Pengusaha Mulai ‘Sesak Napas’, Harga Barang Impor Terancam Naik

Dunia usaha mulai merasakan tekanan akibat konflik di Timur Tengah dengan naiknya biaya produksi. Kondisi ini berpotensi mengerek harga barang impor dalam waktu dekat. Ketua Umum Asosiasi Pengusaha Indonesia (Apindo) Shinta Kamdani mengatakan dampak konflik global sudah mulai terasa pada struktur biaya pelaku usaha.

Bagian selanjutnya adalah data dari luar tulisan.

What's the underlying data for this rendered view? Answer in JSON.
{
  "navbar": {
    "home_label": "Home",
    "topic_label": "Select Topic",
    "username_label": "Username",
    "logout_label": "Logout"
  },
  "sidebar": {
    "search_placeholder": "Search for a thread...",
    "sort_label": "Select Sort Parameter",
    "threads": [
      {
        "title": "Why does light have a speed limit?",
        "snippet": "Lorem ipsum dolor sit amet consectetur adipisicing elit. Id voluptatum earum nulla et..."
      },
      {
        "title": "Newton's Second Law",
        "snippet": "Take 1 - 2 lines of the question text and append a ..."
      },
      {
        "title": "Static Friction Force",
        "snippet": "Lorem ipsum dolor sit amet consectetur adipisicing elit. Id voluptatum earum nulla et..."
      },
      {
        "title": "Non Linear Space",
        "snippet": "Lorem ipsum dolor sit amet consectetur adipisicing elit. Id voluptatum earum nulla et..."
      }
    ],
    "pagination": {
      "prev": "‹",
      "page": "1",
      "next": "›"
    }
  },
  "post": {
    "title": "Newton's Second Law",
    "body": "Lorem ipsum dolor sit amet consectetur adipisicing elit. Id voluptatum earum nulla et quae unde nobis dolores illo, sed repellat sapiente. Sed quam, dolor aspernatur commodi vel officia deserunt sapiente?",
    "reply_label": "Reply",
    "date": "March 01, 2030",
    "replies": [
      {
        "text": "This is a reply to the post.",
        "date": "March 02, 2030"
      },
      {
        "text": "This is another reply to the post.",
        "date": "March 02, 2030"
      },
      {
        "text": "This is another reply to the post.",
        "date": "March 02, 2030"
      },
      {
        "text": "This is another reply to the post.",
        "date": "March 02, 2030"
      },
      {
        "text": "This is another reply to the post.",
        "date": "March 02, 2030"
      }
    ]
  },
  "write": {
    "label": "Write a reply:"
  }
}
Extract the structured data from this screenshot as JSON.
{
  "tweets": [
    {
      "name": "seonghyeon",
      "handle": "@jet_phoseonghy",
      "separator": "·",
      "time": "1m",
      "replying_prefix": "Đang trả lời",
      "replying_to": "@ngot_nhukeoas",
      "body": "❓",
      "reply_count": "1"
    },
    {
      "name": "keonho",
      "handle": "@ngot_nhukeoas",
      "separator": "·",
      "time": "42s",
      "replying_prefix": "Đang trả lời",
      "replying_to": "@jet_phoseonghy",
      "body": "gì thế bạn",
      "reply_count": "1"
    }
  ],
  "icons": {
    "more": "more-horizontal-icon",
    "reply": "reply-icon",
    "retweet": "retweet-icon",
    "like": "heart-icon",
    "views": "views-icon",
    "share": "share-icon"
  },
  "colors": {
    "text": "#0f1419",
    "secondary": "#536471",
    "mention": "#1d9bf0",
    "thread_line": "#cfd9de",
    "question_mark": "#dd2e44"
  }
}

Ia menjelaskan komponen biaya yang paling cepat terdampak adalah energi dan logistik karena sangat sensitif terhadap dinamika geopolitik. Selain itu, bahan baku impor juga mulai mengalami tekanan, terutama pada industri yang memiliki ketergantungan tinggi terhadap komoditas seperti gula, gandum, dan kedelai, serta bahan penunjang seperti plastik untuk kemasan. Menurut Sinta, berbagai langkah mitigasi terus dilakukan pelaku usaha, mulai dari efisiensi operasional hingga penyesuaian rantai pasok. Namun, ia mengingatkan ruang untuk menahan beban biaya tidak akan bertahan lama jika tekanan berlangsung berkepanjangan.

Senada, Wakil Ketua Umum Koordinator Bidang Organisasi, Komunikasi dan Pemberdayaan Daerah Kadin Indonesia Erwin Aksa menyebut dampak kenaikan harga energi global sudah mulai dirasakan luas oleh pelaku usaha. “Sektor yang paling cepat terdampak adalah logistik, manufaktur padat energi, perikanan, dan transportasi,” ujar Erwin. Sektor yang bergantung pada energi merasakan dampak hampir langsung, sementara sektor lain seperti manufaktur dan ritel mulai terdampak dalam satu hingga dua bulan melalui kenaikan biaya produksi dan tekanan margin.

Dalam kondisi ini, dunia usaha menilai diperlukan langkah konkret dari pemerintah untuk meredam tekanan yang terjadi. “Kami melihat ada beberapa langkah prioritas yang sangat dibutuhkan. Pertama, menjaga stabilitas harga dan ketersediaan energi agar dunia usaha tetap bisa beroperasi dengan kepastian. Kedua, memastikan subsidi dan kompensasi energi tepat sasaran, terutama untuk sektor produktif,” jelas Erwin. “Ketiga, memperkuat cadangan energi nasional dan diversifikasi sumber impor untuk mengurangi risiko geopolitik. Keempat, memberikan stimulus atau insentif sementara bagi sektor yang paling terdampak,” lanjutnya. Ia menambahkan dalam jangka menengah, penguatan ketahanan energi juga perlu dilakukan melalui efisiensi energi, pengembangan biofuel, serta transportasi publik.